The core idea relies on diffusion models. In diffusion generation, a model learns how to undo noise that was gradually added to real data. That undoing step needs a “score” function, which most systems learn with a U-Net style network. A common way to guide generation toward a desired label is classifier guidance, which uses a classifier’s gradients to push samples to a target class. Classifier guidance usually needs both a trained score model and a separate classifier. The authors instead freeze a pretrained noise-conditioned classifier and attach a lightweight decoder-style adapter — called ScoreSubnet — that learns to predict the score by reusing the classifier’s intermediate feature maps and certain backpropagated gradient signals.
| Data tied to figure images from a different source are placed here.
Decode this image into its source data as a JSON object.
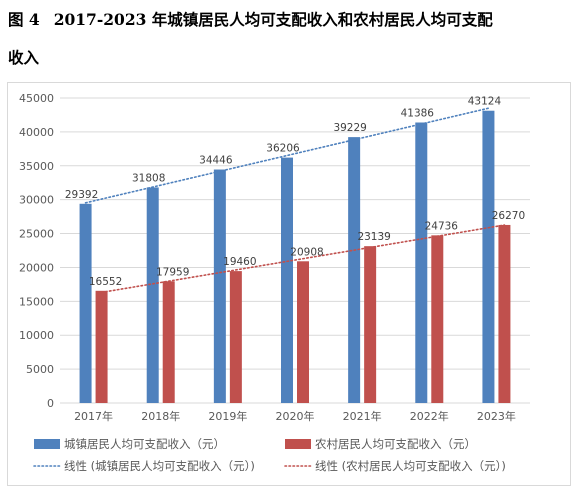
{
  "figure_label": "图 4",
  "title_line1": "2017-2023 年城镇居民人均可支配收入和农村居民人均可支配",
  "title_line2": "收入",
  "colors": {
    "urban": "#4f81bd",
    "rural": "#c0504d",
    "grid": "#d9d9d9",
    "axis_text": "#595959"
  },
  "chart_data": {
    "type": "bar",
    "title": "2017-2023 年城镇居民人均可支配收入和农村居民人均可支配收入",
    "categories": [
      "2017年",
      "2018年",
      "2019年",
      "2020年",
      "2021年",
      "2022年",
      "2023年"
    ],
    "series": [
      {
        "name": "城镇居民人均可支配收入（元）",
        "values": [
          29392,
          31808,
          34446,
          36206,
          39229,
          41386,
          43124
        ]
      },
      {
        "name": "农村居民人均可支配收入（元）",
        "values": [
          16552,
          17959,
          19460,
          20908,
          23139,
          24736,
          26270
        ]
      }
    ],
    "trendlines": [
      {
        "name": "线性 (城镇居民人均可支配收入（元）)",
        "series_index": 0,
        "style": "dotted"
      },
      {
        "name": "线性 (农村居民人均可支配收入（元）)",
        "series_index": 1,
        "style": "dotted"
      }
    ],
    "ylim": [
      0,
      45000
    ],
    "yticks": [
      "0",
      "5000",
      "10000",
      "15000",
      "20000",
      "25000",
      "30000",
      "35000",
      "40000",
      "45000"
    ],
    "grid": true,
    "legend_position": "bottom",
    "data_labels": true
  }
}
Technically, they work in log-Mel filterbank feature space. The classifier is trained with cross-entropy on noisy inputs so it can give time-conditioned class probabilities. During ScoreSubnet training, the classifier’s forward activations (feature taps) and gradient taps obtained by backpropagating a Joint Energy-based Model (JEM) style marginal log density are extracted. These signals are normalized, fused via attention, and fed to a small decoder that is trained with Denoising Score Matching (DSM) to predict the diffusion score. At generation time the learned score replaces the unknown score in the reverse stochastic differential equation and can be combined with standard classifier guidance to produce class-conditional samples. Waveforms are produced from log-Mel features using a pretrained HiFi-GAN vocoder.